My conclusions are that the weasel and stoat should be the only enemies introduced, unless the black-footed ferret of the prairies, mentioned by Sir James Hector,* is devoid of the knowledge of tree-climbing, which presumably it would be, as those regions are mostly almost without timber. It is possible this may be the small hardy, dark-coloured ferret I used in England when a boy, which I was told was a cross between the ferret and polecat, and which was obtainable in England some forty years ago.
[Since this paper was written I have turned up the following in a book, “The Oxonian in Norway,” written by the Rev.

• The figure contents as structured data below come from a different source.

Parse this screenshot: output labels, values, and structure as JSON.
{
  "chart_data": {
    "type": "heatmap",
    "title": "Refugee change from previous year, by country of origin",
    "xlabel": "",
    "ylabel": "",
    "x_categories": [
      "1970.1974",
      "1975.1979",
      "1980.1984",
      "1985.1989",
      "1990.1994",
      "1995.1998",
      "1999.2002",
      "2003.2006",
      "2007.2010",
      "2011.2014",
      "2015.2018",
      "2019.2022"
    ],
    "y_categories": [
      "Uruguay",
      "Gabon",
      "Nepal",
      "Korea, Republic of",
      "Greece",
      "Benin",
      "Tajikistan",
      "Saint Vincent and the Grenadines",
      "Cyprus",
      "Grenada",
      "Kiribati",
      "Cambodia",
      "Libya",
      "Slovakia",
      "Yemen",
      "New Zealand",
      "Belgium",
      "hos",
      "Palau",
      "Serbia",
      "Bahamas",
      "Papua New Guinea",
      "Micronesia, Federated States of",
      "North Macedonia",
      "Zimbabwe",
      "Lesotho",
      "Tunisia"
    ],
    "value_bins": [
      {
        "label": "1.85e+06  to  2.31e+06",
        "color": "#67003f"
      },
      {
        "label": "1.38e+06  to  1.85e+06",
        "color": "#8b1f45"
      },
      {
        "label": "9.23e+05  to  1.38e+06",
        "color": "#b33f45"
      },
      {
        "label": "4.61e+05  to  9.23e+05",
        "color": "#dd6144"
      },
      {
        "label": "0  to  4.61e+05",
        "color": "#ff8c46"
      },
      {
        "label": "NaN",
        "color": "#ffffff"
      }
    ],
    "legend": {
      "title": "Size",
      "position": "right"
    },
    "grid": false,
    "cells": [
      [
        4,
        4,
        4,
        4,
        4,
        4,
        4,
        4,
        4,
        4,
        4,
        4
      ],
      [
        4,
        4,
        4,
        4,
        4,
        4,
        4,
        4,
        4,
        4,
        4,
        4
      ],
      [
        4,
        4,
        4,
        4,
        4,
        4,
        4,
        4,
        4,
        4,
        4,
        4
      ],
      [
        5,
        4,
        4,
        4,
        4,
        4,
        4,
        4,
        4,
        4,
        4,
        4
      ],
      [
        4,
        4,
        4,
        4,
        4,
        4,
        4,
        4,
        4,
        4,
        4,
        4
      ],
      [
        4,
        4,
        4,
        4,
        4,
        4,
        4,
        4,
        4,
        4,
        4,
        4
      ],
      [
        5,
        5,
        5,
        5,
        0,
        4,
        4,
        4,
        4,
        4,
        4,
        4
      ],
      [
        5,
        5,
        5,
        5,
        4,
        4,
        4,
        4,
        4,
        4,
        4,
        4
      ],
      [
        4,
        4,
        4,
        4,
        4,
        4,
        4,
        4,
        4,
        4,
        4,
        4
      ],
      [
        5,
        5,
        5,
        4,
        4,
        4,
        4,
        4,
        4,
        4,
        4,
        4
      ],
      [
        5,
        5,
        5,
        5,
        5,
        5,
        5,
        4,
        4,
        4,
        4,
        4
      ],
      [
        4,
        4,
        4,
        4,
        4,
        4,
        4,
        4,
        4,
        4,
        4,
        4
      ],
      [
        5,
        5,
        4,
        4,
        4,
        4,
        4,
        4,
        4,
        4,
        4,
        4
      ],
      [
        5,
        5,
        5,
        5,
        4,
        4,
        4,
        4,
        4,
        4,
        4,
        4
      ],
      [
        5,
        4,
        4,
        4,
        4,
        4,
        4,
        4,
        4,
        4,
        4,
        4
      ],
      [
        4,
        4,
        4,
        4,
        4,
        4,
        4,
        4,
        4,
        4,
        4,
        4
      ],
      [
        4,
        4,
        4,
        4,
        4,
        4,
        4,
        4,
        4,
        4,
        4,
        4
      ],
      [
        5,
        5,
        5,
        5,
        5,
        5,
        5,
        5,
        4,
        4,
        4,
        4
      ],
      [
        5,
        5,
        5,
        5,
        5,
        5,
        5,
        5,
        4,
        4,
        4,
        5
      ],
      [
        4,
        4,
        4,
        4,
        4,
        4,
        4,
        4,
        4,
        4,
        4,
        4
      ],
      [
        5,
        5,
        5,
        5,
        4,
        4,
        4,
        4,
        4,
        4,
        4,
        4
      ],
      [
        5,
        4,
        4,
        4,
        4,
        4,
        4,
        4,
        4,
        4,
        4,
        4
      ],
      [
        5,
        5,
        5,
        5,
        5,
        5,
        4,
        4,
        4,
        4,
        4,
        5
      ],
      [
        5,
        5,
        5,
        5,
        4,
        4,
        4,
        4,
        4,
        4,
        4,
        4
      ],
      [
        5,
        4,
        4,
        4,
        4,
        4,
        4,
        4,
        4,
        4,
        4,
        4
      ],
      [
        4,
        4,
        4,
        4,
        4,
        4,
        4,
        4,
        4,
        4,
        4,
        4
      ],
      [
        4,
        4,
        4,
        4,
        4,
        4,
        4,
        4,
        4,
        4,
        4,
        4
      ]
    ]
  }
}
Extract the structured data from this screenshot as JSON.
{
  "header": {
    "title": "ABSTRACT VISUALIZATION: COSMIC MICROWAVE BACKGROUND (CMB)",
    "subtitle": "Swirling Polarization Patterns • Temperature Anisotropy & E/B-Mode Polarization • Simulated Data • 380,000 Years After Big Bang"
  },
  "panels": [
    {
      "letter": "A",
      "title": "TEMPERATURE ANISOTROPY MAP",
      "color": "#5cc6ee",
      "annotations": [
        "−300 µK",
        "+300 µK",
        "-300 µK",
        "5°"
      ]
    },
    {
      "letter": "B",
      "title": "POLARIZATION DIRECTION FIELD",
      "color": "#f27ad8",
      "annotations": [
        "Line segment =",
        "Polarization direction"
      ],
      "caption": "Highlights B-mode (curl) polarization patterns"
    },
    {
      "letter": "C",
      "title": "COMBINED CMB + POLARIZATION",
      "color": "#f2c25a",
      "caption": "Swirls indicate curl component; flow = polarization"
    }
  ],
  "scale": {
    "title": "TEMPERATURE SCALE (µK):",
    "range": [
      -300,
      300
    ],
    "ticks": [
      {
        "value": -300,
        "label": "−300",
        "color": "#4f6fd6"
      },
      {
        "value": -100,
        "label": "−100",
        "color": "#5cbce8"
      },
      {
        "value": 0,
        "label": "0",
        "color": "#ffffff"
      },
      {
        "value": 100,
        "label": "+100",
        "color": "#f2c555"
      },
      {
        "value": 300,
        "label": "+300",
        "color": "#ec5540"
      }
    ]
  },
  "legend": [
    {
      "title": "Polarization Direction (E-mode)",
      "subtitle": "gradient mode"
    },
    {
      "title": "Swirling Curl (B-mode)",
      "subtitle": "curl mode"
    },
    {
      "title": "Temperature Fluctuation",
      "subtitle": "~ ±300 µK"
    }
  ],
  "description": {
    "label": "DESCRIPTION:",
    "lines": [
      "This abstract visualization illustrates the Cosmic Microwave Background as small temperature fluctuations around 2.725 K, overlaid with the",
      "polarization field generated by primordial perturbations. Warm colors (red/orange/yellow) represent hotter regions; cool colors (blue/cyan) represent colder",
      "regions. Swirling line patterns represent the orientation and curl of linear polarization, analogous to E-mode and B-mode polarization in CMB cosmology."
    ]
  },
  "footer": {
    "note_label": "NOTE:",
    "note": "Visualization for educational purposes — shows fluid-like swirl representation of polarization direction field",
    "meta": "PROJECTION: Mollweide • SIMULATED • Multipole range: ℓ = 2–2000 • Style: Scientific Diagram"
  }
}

Frederick Metcalf, M.A., second edition, published 1857, page 87. After remarking on ·3 being paid in Norway for each pair of the claws of the golden eagle, he says, “Surely this is a more sensible arrangement than that of those numskull churchwardens of —–, who pay for sparrows' heads out of the church-rates, although a pair of them, while feeding their young, destroy, according to Buffon, four thousand caterpillars weekly.” Mr. Metcalf and Buffon side with the sparrow; but I certainly agree with the churchwardens. There are plenty of real insectivorous birds; so there is no need to rely on the doubtful aid of the sparrow.]
[Footnote] * Trans. N.Z. Inst., vol. xxii., p. 321.